There were hugs, kisses, tears. Then Darrell and I bought a bottle of tequila and went down to the banks of Spanish Creek to get drunk. We said all the usual things one says at such a time: “We gave it our best shot” and “We don’t need to hang our heads” and “If we just could have lasted a few more months . . .” We threw rocks into the creek, stared at the sky, and thought our separate thoughts about what we would do next. There was little work to be had for editors or writers. Advertising revenues had dried up due to a recession. As the day slid toward evening, I said, a bit drunkenly, “Darrell, I think this is the last day of my youth.”
I’m embarrassed now by the grandiosity and alcohol-fueled sentimentality of that statement, but there was truth in it nonetheless.
Now, all these years later, I stand across the street and see our ghosts on the front porch of the house. We’re watching the parade pass by on Main Street, all of us drinking beer and looking forward to that afternoon’s rodeo. Darrell is there, leaning against the front pillar, and Esther is sitting on the steps. I’m on the porch swing with Ken, one of our freelancers, who is so drunk he calls out insults to the board of supervisors as they ride past in two convertibles.
I can see myself there, my hair long and blond, not short and mostly gray. “Ken,” I say, “shut up. We have to do business with these guys.”
And he laughs and says, “Ah, hell, Jaime. Fuck ’em.”
A month after the paper folded, Darrell and I lit out for Boise, Idaho, in hope of finding work. It was a faint hope, but it was better than sitting around waiting for the phone to ring. We crossed the Great Basin, the land of the Shoshones, as desolate as a country can get. We didn’t see another car for hours on end. When we weren’t listening to music, Darrell listened to me go over the “if onlys” and “we shouldas.”
On the way back, after we’d struck out in Boise, we ate breakfast in Sweetwater, Oregon, and I began to bitch again about our bad luck. Darrell said, in a quiet voice, “Jaime, my daddy always said that a bitter pill is better swallowed than chewed.”
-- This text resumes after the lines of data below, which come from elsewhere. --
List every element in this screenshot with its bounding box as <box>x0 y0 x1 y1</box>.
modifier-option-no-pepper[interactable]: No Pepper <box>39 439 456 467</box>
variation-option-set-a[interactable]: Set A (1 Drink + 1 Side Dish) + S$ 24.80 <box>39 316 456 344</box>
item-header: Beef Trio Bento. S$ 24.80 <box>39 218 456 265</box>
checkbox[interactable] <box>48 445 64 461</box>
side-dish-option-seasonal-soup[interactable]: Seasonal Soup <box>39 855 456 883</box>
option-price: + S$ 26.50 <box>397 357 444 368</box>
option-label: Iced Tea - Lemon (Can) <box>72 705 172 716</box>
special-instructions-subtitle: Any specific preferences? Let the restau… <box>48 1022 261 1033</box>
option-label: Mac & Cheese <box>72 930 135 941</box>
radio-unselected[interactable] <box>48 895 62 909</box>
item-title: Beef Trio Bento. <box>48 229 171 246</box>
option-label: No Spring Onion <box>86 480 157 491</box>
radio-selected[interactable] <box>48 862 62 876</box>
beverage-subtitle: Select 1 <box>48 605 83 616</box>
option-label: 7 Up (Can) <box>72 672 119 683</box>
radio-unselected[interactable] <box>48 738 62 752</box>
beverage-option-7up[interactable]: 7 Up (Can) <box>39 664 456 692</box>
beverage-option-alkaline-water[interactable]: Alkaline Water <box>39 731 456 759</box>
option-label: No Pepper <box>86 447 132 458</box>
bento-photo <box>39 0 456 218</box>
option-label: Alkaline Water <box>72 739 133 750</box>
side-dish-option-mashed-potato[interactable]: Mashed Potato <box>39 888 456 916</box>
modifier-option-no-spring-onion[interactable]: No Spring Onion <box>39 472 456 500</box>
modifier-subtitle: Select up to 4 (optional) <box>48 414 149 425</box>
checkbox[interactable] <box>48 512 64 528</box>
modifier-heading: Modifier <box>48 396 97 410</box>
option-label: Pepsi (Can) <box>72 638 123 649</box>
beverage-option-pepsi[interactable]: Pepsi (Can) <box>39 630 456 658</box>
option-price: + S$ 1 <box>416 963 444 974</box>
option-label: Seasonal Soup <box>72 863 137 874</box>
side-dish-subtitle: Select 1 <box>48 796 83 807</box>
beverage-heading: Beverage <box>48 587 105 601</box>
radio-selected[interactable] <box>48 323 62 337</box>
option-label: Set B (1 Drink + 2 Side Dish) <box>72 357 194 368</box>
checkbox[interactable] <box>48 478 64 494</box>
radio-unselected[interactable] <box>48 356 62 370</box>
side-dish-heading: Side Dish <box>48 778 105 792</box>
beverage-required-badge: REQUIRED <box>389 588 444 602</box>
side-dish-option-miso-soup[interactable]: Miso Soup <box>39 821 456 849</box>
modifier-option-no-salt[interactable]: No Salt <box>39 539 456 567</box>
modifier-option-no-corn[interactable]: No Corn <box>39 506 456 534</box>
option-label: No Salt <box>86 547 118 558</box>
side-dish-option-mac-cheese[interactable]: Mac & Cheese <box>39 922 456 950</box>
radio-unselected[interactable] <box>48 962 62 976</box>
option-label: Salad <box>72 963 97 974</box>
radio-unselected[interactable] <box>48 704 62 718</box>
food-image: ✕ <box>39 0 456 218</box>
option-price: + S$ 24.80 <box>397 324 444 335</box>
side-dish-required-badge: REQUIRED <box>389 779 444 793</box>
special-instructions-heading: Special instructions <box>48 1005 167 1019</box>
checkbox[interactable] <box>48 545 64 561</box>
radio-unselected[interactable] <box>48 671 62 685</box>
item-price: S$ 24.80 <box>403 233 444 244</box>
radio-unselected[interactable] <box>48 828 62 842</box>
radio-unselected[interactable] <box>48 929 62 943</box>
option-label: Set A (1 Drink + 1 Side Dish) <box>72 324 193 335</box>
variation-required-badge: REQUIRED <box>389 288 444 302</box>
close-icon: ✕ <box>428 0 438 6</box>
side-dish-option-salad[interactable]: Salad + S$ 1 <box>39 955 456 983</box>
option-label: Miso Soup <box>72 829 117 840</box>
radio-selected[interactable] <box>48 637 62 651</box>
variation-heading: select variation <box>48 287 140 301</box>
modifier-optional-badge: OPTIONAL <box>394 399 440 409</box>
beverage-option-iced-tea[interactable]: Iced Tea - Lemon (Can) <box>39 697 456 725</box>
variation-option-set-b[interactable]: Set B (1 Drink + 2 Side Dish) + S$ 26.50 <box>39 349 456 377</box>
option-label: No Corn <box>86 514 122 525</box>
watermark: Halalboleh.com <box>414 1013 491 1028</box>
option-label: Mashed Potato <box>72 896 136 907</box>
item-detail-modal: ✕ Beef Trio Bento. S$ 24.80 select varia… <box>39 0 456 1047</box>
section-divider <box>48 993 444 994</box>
Where does life go? Some of mine went into the now-yellowing pages of the Green Mountain Gazette, a no-account hippie newspaper tucked away in the Sierras, in a county not even known to most Californians. Perhaps a few people there still unpack Christmas ornaments wrapped in those old pages. Perhaps they pause and read a line or two before taking up the ornament and carefully hanging it on a new tree.